The parade was a mixture of dancers in festive costumes and old soldiers and sailors marching in uniforms.
This is the Plaza Vergara, a large park in Vina Del Mar.
This is not Mr. Vergara, by the way, in the statue:
And this is the Parroquia Nuestra Señora De Dolores church:
Time is of the essence on this final half-day of vacation, so time to take the Metro to the end of the line: Puerto.
But things were even livelier at the Plaza Sotomayor, the main plaza is the oceanfront part of Valparaiso, and the Edificio Armada de Chile, the blue building that is the headquarters of the Chilean Navy.
This is the Plaza Sotomayor and its monument to the Héroes de Iquique, the Heroes of Iquique, that great naval battle of the latter 19th Century where the upstart Chilenos defeated what had been perceived as the superior navy, that of Peru, in the War of the Pacific.

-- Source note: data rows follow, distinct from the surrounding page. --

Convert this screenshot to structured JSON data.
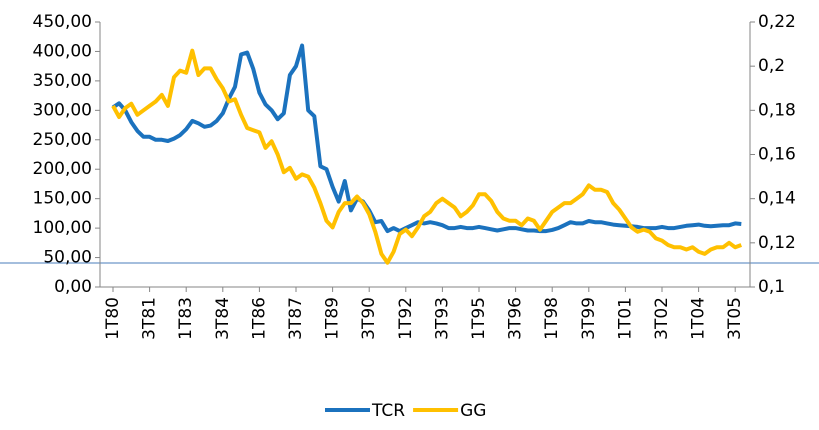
{
  "chart_data": {
    "type": "line",
    "categories": [
      "1T80",
      null,
      null,
      null,
      null,
      null,
      "3T81",
      null,
      null,
      null,
      null,
      null,
      "1T83",
      null,
      null,
      null,
      null,
      null,
      "3T84",
      null,
      null,
      null,
      null,
      null,
      "1T86",
      null,
      null,
      null,
      null,
      null,
      "3T87",
      null,
      null,
      null,
      null,
      null,
      "1T89",
      null,
      null,
      null,
      null,
      null,
      "3T90",
      null,
      null,
      null,
      null,
      null,
      "1T92",
      null,
      null,
      null,
      null,
      null,
      "3T93",
      null,
      null,
      null,
      null,
      null,
      "1T95",
      null,
      null,
      null,
      null,
      null,
      "3T96",
      null,
      null,
      null,
      null,
      null,
      "1T98",
      null,
      null,
      null,
      null,
      null,
      "3T99",
      null,
      null,
      null,
      null,
      null,
      "1T01",
      null,
      null,
      null,
      null,
      null,
      "3T02",
      null,
      null,
      null,
      null,
      null,
      "1T04",
      null,
      null,
      null,
      null,
      null,
      "3T05",
      null
    ],
    "series": [
      {
        "name": "TCR",
        "color": "#1b72be",
        "axis": "y",
        "values": [
          305,
          312,
          300,
          280,
          265,
          255,
          255,
          250,
          250,
          248,
          252,
          258,
          268,
          282,
          278,
          272,
          274,
          282,
          295,
          320,
          340,
          395,
          398,
          370,
          330,
          310,
          300,
          285,
          295,
          360,
          375,
          410,
          300,
          290,
          205,
          200,
          170,
          145,
          180,
          130,
          150,
          145,
          130,
          110,
          112,
          95,
          100,
          95,
          100,
          105,
          110,
          108,
          110,
          108,
          105,
          100,
          100,
          102,
          100,
          100,
          102,
          100,
          98,
          96,
          98,
          100,
          100,
          98,
          96,
          96,
          95,
          95,
          97,
          100,
          105,
          110,
          108,
          108,
          112,
          110,
          110,
          108,
          106,
          105,
          104,
          103,
          102,
          100,
          100,
          100,
          102,
          100,
          100,
          102,
          104,
          105,
          106,
          104,
          103,
          104,
          105,
          105,
          108,
          107
        ]
      },
      {
        "name": "GG",
        "color": "#ffc000",
        "axis": "y2",
        "values": [
          0.182,
          0.177,
          0.181,
          0.183,
          0.178,
          0.18,
          0.182,
          0.184,
          0.187,
          0.182,
          0.195,
          0.198,
          0.197,
          0.207,
          0.196,
          0.199,
          0.199,
          0.194,
          0.19,
          0.184,
          0.185,
          0.178,
          0.172,
          0.171,
          0.17,
          0.163,
          0.166,
          0.16,
          0.152,
          0.154,
          0.149,
          0.151,
          0.15,
          0.145,
          0.138,
          0.13,
          0.127,
          0.134,
          0.138,
          0.138,
          0.141,
          0.138,
          0.133,
          0.125,
          0.115,
          0.111,
          0.116,
          0.124,
          0.126,
          0.123,
          0.127,
          0.132,
          0.134,
          0.138,
          0.14,
          0.138,
          0.136,
          0.132,
          0.134,
          0.137,
          0.142,
          0.142,
          0.139,
          0.134,
          0.131,
          0.13,
          0.13,
          0.128,
          0.131,
          0.13,
          0.126,
          0.13,
          0.134,
          0.136,
          0.138,
          0.138,
          0.14,
          0.142,
          0.146,
          0.144,
          0.144,
          0.143,
          0.138,
          0.135,
          0.131,
          0.127,
          0.125,
          0.126,
          0.125,
          0.122,
          0.121,
          0.119,
          0.118,
          0.118,
          0.117,
          0.118,
          0.116,
          0.115,
          0.117,
          0.118,
          0.118,
          0.12,
          0.118,
          0.119
        ]
      }
    ],
    "ylim": [
      0,
      450
    ],
    "yticks": [
      {
        "value": 0,
        "label": "0,00"
      },
      {
        "value": 50,
        "label": "50,00"
      },
      {
        "value": 100,
        "label": "100,00"
      },
      {
        "value": 150,
        "label": "150,00"
      },
      {
        "value": 200,
        "label": "200,00"
      },
      {
        "value": 250,
        "label": "250,00"
      },
      {
        "value": 300,
        "label": "300,00"
      },
      {
        "value": 350,
        "label": "350,00"
      },
      {
        "value": 400,
        "label": "400,00"
      },
      {
        "value": 450,
        "label": "450,00"
      }
    ],
    "y2lim": [
      0.1,
      0.22
    ],
    "y2ticks": [
      {
        "value": 0.1,
        "label": "0,1"
      },
      {
        "value": 0.12,
        "label": "0,12"
      },
      {
        "value": 0.14,
        "label": "0,14"
      },
      {
        "value": 0.16,
        "label": "0,16"
      },
      {
        "value": 0.18,
        "label": "0,18"
      },
      {
        "value": 0.2,
        "label": "0,2"
      },
      {
        "value": 0.22,
        "label": "0,22"
      }
    ],
    "grid": false,
    "legend": "bottom"
  }
}
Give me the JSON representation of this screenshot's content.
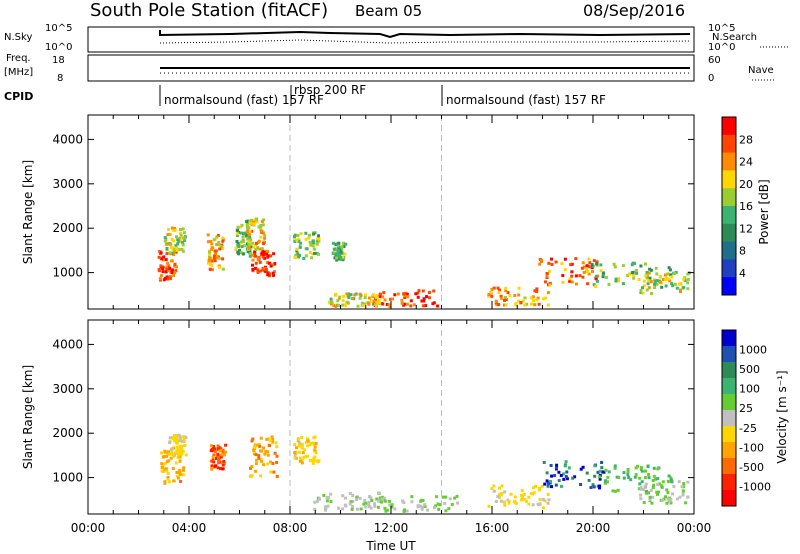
{
  "header": {
    "title": "South Pole Station (fitACF)",
    "beam": "Beam 05",
    "date": "08/Sep/2016"
  },
  "side_labels": {
    "nsky": "N.Sky",
    "nsearch": "N.Search",
    "freq_top": "Freq.",
    "freq_unit": "[MHz]",
    "nave": "Nave",
    "cpid": "CPID"
  },
  "top_axes": {
    "noise_left_ticks": [
      "10^5",
      "10^0"
    ],
    "noise_right_ticks": [
      "10^5",
      "10^0"
    ],
    "freq_left_ticks": [
      "18",
      "8"
    ],
    "nave_right_ticks": [
      "60",
      "0"
    ]
  },
  "cpid_segments": [
    {
      "label": "normalsound (fast) 157 RF",
      "start": 2.75
    },
    {
      "label": "rbsp 200 RF",
      "start": 8.0
    },
    {
      "label": "normalsound (fast) 157 RF",
      "start": 14.0
    }
  ],
  "colorbars": {
    "power": {
      "title": "Power [dB]",
      "ticks": [
        "28",
        "24",
        "20",
        "16",
        "12",
        "8",
        "4"
      ],
      "colors": [
        "#ff0000",
        "#ff4500",
        "#ff8c00",
        "#ffd700",
        "#9acd32",
        "#3cb371",
        "#2e8b57",
        "#1f6f8b",
        "#2040c0",
        "#0000ff"
      ]
    },
    "velocity": {
      "title": "Velocity [m s⁻¹]",
      "ticks": [
        "1000",
        "500",
        "100",
        "25",
        "-25",
        "-100",
        "-500",
        "-1000"
      ],
      "colors": [
        "#0000cc",
        "#1e4fb3",
        "#2e8b57",
        "#3cb371",
        "#66cc33",
        "#c0c0c0",
        "#ffd700",
        "#ffa500",
        "#ff6a00",
        "#ff2200",
        "#ff0000"
      ]
    }
  },
  "range_axis": {
    "label": "Slant Range [km]",
    "ticks": [
      "4000",
      "3000",
      "2000",
      "1000"
    ]
  },
  "time_axis": {
    "label": "Time UT",
    "ticks": [
      "00:00",
      "04:00",
      "08:00",
      "12:00",
      "16:00",
      "20:00",
      "00:00"
    ]
  },
  "chart_data": [
    {
      "type": "heatmap",
      "title": "Power",
      "xlabel": "Time UT",
      "ylabel": "Slant Range [km]",
      "xlim": [
        0,
        24
      ],
      "ylim": [
        180,
        4550
      ],
      "colorbar": "Power [dB]",
      "clim": [
        0,
        30
      ],
      "blobs": [
        {
          "t": 3.1,
          "r": 1200,
          "dt": 0.35,
          "dr": 350,
          "v": 26
        },
        {
          "t": 3.4,
          "r": 1750,
          "dt": 0.4,
          "dr": 300,
          "v": 18
        },
        {
          "t": 5.0,
          "r": 1500,
          "dt": 0.3,
          "dr": 400,
          "v": 22
        },
        {
          "t": 6.1,
          "r": 1800,
          "dt": 0.3,
          "dr": 400,
          "v": 14
        },
        {
          "t": 6.9,
          "r": 1250,
          "dt": 0.45,
          "dr": 300,
          "v": 27
        },
        {
          "t": 6.6,
          "r": 1900,
          "dt": 0.35,
          "dr": 350,
          "v": 20
        },
        {
          "t": 8.6,
          "r": 1650,
          "dt": 0.5,
          "dr": 300,
          "v": 16
        },
        {
          "t": 9.9,
          "r": 1500,
          "dt": 0.25,
          "dr": 200,
          "v": 14
        },
        {
          "t": 12.5,
          "r": 450,
          "dt": 1.3,
          "dr": 180,
          "v": 26
        },
        {
          "t": 10.5,
          "r": 420,
          "dt": 1.0,
          "dr": 150,
          "v": 18
        },
        {
          "t": 17.0,
          "r": 500,
          "dt": 1.2,
          "dr": 200,
          "v": 22
        },
        {
          "t": 19.0,
          "r": 1050,
          "dt": 1.2,
          "dr": 300,
          "v": 25
        },
        {
          "t": 21.5,
          "r": 950,
          "dt": 1.6,
          "dr": 300,
          "v": 14
        },
        {
          "t": 22.8,
          "r": 800,
          "dt": 1.0,
          "dr": 250,
          "v": 18
        }
      ]
    },
    {
      "type": "heatmap",
      "title": "Velocity",
      "xlabel": "Time UT",
      "ylabel": "Slant Range [km]",
      "xlim": [
        0,
        24
      ],
      "ylim": [
        180,
        4550
      ],
      "colorbar": "Velocity [m s-1]",
      "clim": [
        -1000,
        1000
      ],
      "blobs": [
        {
          "t": 3.3,
          "r": 1300,
          "dt": 0.45,
          "dr": 400,
          "v": -300
        },
        {
          "t": 3.5,
          "r": 1750,
          "dt": 0.35,
          "dr": 250,
          "v": -150
        },
        {
          "t": 5.1,
          "r": 1500,
          "dt": 0.3,
          "dr": 300,
          "v": -600
        },
        {
          "t": 6.9,
          "r": 1500,
          "dt": 0.55,
          "dr": 450,
          "v": -350
        },
        {
          "t": 8.6,
          "r": 1650,
          "dt": 0.5,
          "dr": 300,
          "v": -200
        },
        {
          "t": 10.2,
          "r": 500,
          "dt": 1.3,
          "dr": 200,
          "v": 60
        },
        {
          "t": 13.0,
          "r": 450,
          "dt": 1.6,
          "dr": 180,
          "v": 80
        },
        {
          "t": 17.0,
          "r": 600,
          "dt": 1.2,
          "dr": 250,
          "v": -150
        },
        {
          "t": 19.3,
          "r": 1100,
          "dt": 1.3,
          "dr": 300,
          "v": 700
        },
        {
          "t": 21.8,
          "r": 1000,
          "dt": 1.6,
          "dr": 300,
          "v": 300
        },
        {
          "t": 22.8,
          "r": 700,
          "dt": 1.0,
          "dr": 250,
          "v": 80
        }
      ]
    }
  ]
}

Which meant I did not know how to get across the street that was closed off for blocks because of the Navy Day parade, Which meant I did not know how to get to the various funiculars of Valparaiso which, of course, were further inland and not right at the beachfront,
I thought the funiculars of Valparaiso would be like the two funiculars in Pittsburgh, lined up along one steep hillside, a respectable distance apart. No. Valparaiso has many more funiculars, not all of which are functioning at any one time, and they are haphazardly scattered throughout the city. And, for some reason, google maps was not working on my phone. So I had to find the funiculars by memory of what I had seen on google maps, which would have been difficult enough, but I had to do it with the main drag through the lower part of Valparaiso blocked off for a Navy Day parade. And I had to do it on limited time since today was only a half-day of vacationing, with the other half to be allocated to "flying back home at the end of the vacation," which is the why the final half-day of a vacation is not much fun.
By the way, Valparaiso Metro. The Valparaiso/Vina Del Mar area is served by a single metro that is a mixture of subterranean and surface. The "surface" part is a great ride as it goes right along the beach. And despite Valparaiso being gritty and graffitied and bohemian, the metro is clean, efficient and cheap. How cheap to ride? 500 pesos per ride, which translates more or less to 50 cents. Riding it along the Valparaiso oceanfront is one of the world's great travel bargains.
The Ascensor Baron was easy to find even without the aid of google maps.
But the bottom line was that there would be no funicular rides on my final half-day in Valparaiso as the time was drawing near to head back to the hotel to clean up for the overnight flight back to the USA. At least the sights to be seen from the Valparaiso were available for the low low price of 500 pesos.